The few teachers that stayed for more than a year were called survivors. The ones that fled before Christmas break were called normal or sane.
Even with all the warnings, I could have never been prepared for what I walked into on that first day and every day after. Between the verbal abuse of the students trying their best to make me cry and the constant threat of physical fights breaking out in my classroom, it was hard for me to maintain order well enough to teach.
But I am happy to say that I am a survivor! I went through the fire of October, February, May, and everything in between, and came out on the other side–alive, exhausted, and maybe just a little more refined… or at least in some ways. My awareness of new profanity has certainly increased as well as my understanding of colloquial terms for topics I have never wished to discuss with anyone.
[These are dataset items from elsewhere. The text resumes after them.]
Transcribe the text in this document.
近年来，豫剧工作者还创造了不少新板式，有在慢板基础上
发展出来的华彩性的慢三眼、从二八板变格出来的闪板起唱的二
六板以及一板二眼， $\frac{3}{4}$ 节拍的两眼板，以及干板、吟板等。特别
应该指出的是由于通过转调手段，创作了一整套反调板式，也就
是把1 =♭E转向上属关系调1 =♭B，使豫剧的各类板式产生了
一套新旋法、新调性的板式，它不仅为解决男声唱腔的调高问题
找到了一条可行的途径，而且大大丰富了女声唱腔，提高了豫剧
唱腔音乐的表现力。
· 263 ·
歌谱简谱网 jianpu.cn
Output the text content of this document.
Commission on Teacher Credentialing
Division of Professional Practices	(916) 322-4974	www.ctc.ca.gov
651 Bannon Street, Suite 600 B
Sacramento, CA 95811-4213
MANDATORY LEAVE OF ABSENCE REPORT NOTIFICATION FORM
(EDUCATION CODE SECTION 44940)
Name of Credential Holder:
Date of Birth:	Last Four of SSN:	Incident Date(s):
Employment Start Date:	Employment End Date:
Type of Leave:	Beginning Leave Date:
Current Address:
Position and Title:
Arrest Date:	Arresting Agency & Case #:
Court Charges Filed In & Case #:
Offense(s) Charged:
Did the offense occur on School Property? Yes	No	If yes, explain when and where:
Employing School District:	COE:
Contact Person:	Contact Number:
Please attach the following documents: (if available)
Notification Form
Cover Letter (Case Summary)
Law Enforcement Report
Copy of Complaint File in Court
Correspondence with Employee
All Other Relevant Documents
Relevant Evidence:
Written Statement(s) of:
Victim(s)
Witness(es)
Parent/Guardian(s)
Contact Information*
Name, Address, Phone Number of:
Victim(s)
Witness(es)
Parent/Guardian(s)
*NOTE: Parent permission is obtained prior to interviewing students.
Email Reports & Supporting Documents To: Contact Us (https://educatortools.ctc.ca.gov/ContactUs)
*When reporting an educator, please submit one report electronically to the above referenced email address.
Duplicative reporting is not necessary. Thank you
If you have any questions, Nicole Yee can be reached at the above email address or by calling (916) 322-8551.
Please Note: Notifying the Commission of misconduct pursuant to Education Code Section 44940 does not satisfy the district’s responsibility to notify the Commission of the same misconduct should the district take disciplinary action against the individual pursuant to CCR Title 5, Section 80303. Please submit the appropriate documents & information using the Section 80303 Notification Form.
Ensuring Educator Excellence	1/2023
Ever. But in terms of my perseverance and abilities in the classroom, I have become refined.
There has been a lot of learning and teaching and learning even more–on my part, I mean. The students have been fighting against learning all the way. But I have been picking up all kinds of little pieces about their life and culture. Little phrases that they say a hundred times a day have become ingrained in my brain. Things like:
Triflin’ “you’re triflin'” “that’s triflin'” or “they be triflin'”
Petty (used in the same way as triflin’)
“That’s doin’ too much” (meaning I don’t like what you’re doing)
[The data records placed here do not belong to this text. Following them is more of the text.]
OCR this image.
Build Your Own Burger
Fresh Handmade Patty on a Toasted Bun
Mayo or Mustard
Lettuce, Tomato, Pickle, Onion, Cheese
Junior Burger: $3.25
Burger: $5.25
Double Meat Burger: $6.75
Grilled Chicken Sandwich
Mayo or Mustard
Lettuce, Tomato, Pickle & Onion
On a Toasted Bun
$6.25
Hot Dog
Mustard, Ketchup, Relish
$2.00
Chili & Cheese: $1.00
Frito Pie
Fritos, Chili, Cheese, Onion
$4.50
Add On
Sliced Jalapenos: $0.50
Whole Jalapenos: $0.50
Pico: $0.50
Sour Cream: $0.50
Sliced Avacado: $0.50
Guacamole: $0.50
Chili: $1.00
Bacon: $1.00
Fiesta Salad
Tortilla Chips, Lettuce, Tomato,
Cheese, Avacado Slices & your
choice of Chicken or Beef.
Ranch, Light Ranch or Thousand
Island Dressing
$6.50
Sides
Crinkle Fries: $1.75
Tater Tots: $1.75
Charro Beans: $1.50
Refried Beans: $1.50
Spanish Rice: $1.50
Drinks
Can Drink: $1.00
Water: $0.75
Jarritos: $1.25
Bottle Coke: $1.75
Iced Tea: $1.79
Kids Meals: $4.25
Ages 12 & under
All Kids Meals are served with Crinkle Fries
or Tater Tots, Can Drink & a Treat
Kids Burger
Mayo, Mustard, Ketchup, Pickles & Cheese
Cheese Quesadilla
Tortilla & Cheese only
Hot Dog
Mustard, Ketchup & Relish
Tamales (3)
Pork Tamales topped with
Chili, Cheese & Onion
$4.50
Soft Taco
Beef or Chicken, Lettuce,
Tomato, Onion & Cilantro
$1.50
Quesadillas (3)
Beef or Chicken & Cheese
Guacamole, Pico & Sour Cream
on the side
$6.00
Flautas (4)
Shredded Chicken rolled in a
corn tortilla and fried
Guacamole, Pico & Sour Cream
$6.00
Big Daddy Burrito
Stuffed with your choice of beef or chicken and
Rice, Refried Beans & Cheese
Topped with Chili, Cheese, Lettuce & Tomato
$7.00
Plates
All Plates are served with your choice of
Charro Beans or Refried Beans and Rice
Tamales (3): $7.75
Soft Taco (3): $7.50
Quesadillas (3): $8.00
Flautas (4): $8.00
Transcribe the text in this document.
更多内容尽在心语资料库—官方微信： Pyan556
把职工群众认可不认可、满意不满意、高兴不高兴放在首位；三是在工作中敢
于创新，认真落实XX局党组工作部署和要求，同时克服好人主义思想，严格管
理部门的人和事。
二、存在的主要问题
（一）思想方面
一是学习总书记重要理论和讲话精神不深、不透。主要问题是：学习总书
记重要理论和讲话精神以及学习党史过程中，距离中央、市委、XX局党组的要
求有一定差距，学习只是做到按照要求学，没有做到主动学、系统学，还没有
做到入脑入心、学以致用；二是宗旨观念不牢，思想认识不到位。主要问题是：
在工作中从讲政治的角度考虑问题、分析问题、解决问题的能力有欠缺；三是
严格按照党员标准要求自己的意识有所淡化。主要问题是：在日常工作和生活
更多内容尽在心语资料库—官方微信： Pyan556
“Why are you wri’in’ so disrespectfully” (meaning sloppy) “That’s just extra” (meaning unnecessary, or more accurately, I don’t want to do this)
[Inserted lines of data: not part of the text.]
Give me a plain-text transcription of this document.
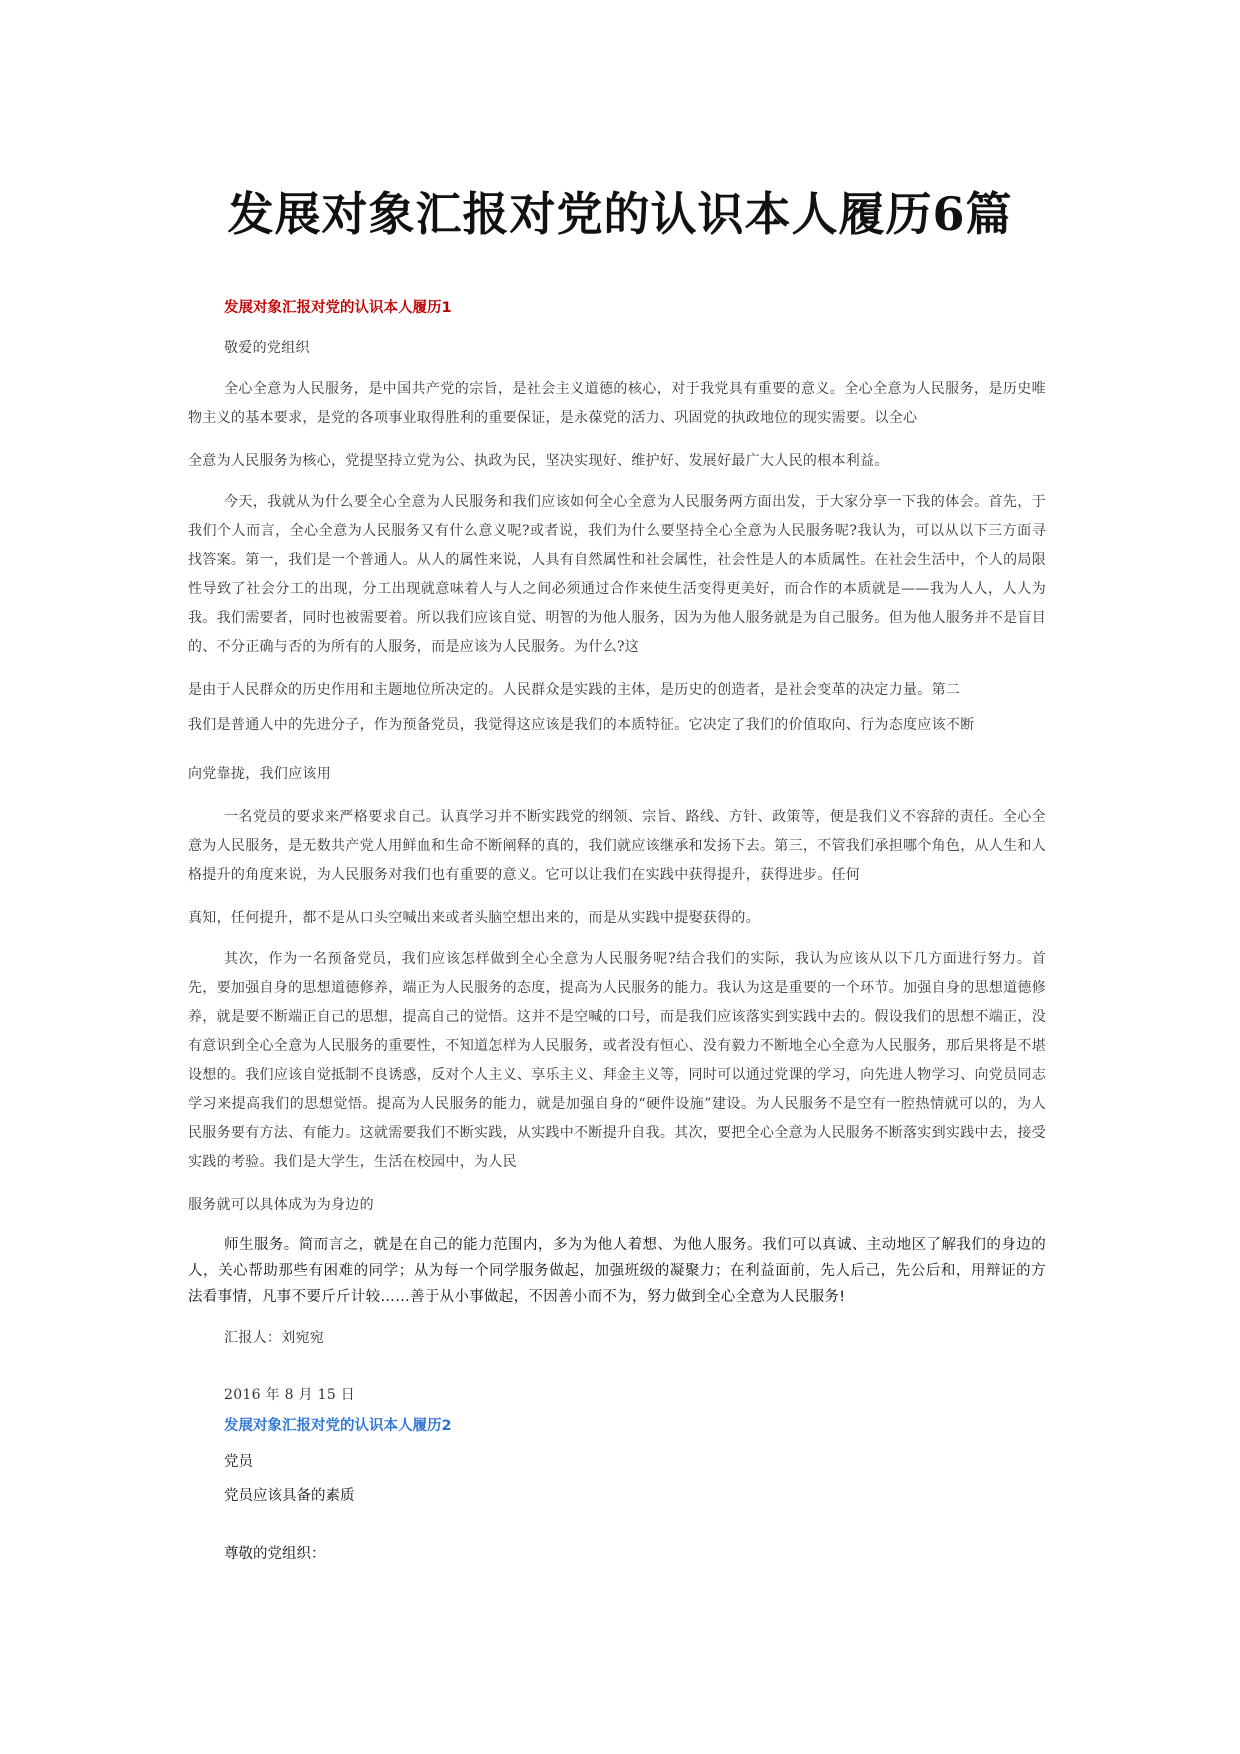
发展对象汇报对党的认识本人履历6篇
发展对象汇报对党的认识本人履历1

敬爱的党组织

全心全意为人民服务，是中国共产党的宗旨，是社会主义道德的核心，对于我党具有重要的意义。全心全意为人民服务，是历史唯物主义的基本要求，是党的各项事业取得胜利的重要保证，是永葆党的活力、巩固党的执政地位的现实需要。以全心

全意为人民服务为核心，党提坚持立党为公、执政为民，坚决实现好、维护好、发展好最广大人民的根本利益。

今天，我就从为什么要全心全意为人民服务和我们应该如何全心全意为人民服务两方面出发，于大家分享一下我的体会。首先，于我们个人而言，全心全意为人民服务又有什么意义呢?或者说，我们为什么要坚持全心全意为人民服务呢?我认为，可以从以下三方面寻找答案。第一，我们是一个普通人。从人的属性来说，人具有自然属性和社会属性，社会性是人的本质属性。在社会生活中，个人的局限性导致了社会分工的出现，分工出现就意味着人与人之间必须通过合作来使生活变得更美好，而合作的本质就是——我为人人，人人为我。我们需要者，同时也被需要着。所以我们应该自觉、明智的为他人服务，因为为他人服务就是为自己服务。但为他人服务并不是盲目的、不分正确与否的为所有的人服务，而是应该为人民服务。为什么?这

是由于人民群众的历史作用和主题地位所决定的。人民群众是实践的主体，是历史的创造者，是社会变革的决定力量。第二

我们是普通人中的先进分子，作为预备党员，我觉得这应该是我们的本质特征。它决定了我们的价值取向、行为态度应该不断

向党靠拢，我们应该用

一名党员的要求来严格要求自己。认真学习并不断实践党的纲领、宗旨、路线、方针、政策等，便是我们义不容辞的责任。全心全意为人民服务，是无数共产党人用鲜血和生命不断阐释的真的，我们就应该继承和发扬下去。第三，不管我们承担哪个角色，从人生和人格提升的角度来说，为人民服务对我们也有重要的意义。它可以让我们在实践中获得提升，获得进步。任何

真知，任何提升，都不是从口头空喊出来或者头脑空想出来的，而是从实践中提娶获得的。

其次，作为一名预备党员，我们应该怎样做到全心全意为人民服务呢?结合我们的实际，我认为应该从以下几方面进行努力。首先，要加强自身的思想道德修养，端正为人民服务的态度，提高为人民服务的能力。我认为这是重要的一个环节。加强自身的思想道德修养，就是要不断端正自己的思想，提高自己的觉悟。这并不是空喊的口号，而是我们应该落实到实践中去的。假设我们的思想不端正，没有意识到全心全意为人民服务的重要性，不知道怎样为人民服务，或者没有恒心、没有毅力不断地全心全意为人民服务，那后果将是不堪设想的。我们应该自觉抵制不良诱惑，反对个人主义、享乐主义、拜金主义等，同时可以通过党课的学习，向先进人物学习、向党员同志学习来提高我们的思想觉悟。提高为人民服务的能力，就是加强自身的“硬件设施”建设。为人民服务不是空有一腔热情就可以的，为人民服务要有方法、有能力。这就需要我们不断实践，从实践中不断提升自我。其次，要把全心全意为人民服务不断落实到实践中去，接受实践的考验。我们是大学生，生活在校园中，为人民

服务就可以具体成为为身边的

师生服务。简而言之，就是在自己的能力范围内，多为为他人着想、为他人服务。我们可以真诚、主动地区了解我们的身边的人，关心帮助那些有困难的同学；从为每一个同学服务做起，加强班级的凝聚力；在利益面前，先人后己，先公后和，用辩证的方法看事情，凡事不要斤斤计较……善于从小事做起，不因善小而不为，努力做到全心全意为人民服务!

汇报人：刘宛宛

2016 年 8 月 15 日

发展对象汇报对党的认识本人履历2
党员
党员应该具备的素质
尊敬的党组织：
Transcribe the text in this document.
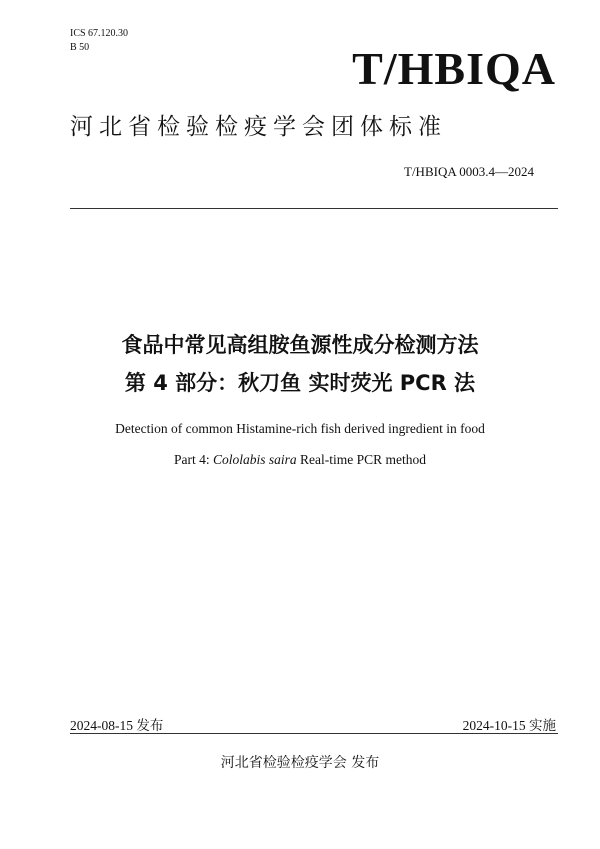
ICS 67.120.30
B 50	T/HBIQA
河北省检验检疫学会团体标准
T/HBIQA 0003.4—2024
食品中常见高组胺鱼源性成分检测方法
第 4 部分：秋刀鱼 实时荧光 PCR 法
Detection of common Histamine-rich fish derived ingredient in food
Part 4: Cololabis saira Real-time PCR method
2024-08-15 发布	2024-10-15 实施
河北省检验检疫学会 发布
“Look how you feel!” (You should be embarrassed)
One line I really like is when a kid asked me, “Why are we called colored when you guys turn all different colors? You’re red and blue and purple…” as someone who turns splotchy red when emotional, I couldn’t disagree. We’re pretty colorful people. Of course, I tried to tell him that the term refers to the amount of melanin in the skin, but that doesn’t really negate his point.
Most interesting insults that a student has thrown at me all year-
First place: voodoo doll
Second place: cracker star
Best compliment from a student:
Best critique from a colleague:
“Don’t take this the wrong way, but you’re like a Mary Poppins. And I like Mary Poppins. But a spoon full of sugar isn’t going to fix these kids.”
I have come a long way since my first day of teaching in the ghetto of Charlotte. My understanding of the kids, of their culture and upbringing, of the most unfortunate circumstances that affect them all, has grown exponentially. As dark as some of those fall months were and as much as I dreaded some mornings, I know that God had me go through it all for a reason. It was His strength that got me through every day. And now that the year is done, I am stoked for my next year teaching in the same school.
Because I am a survivor. I didn’t run away and I have signed on for another year. The same God that gave David his fearless courage to go against a giant has given me the courage to teach the most difficult student (even if I have to do it from a bit of a distance because he likes to pickpocket me.)
I learned so much this year on the west side of Charlotte, but I still have a lot to learn. I think another year is what I need for some more refining. Bring on the fire!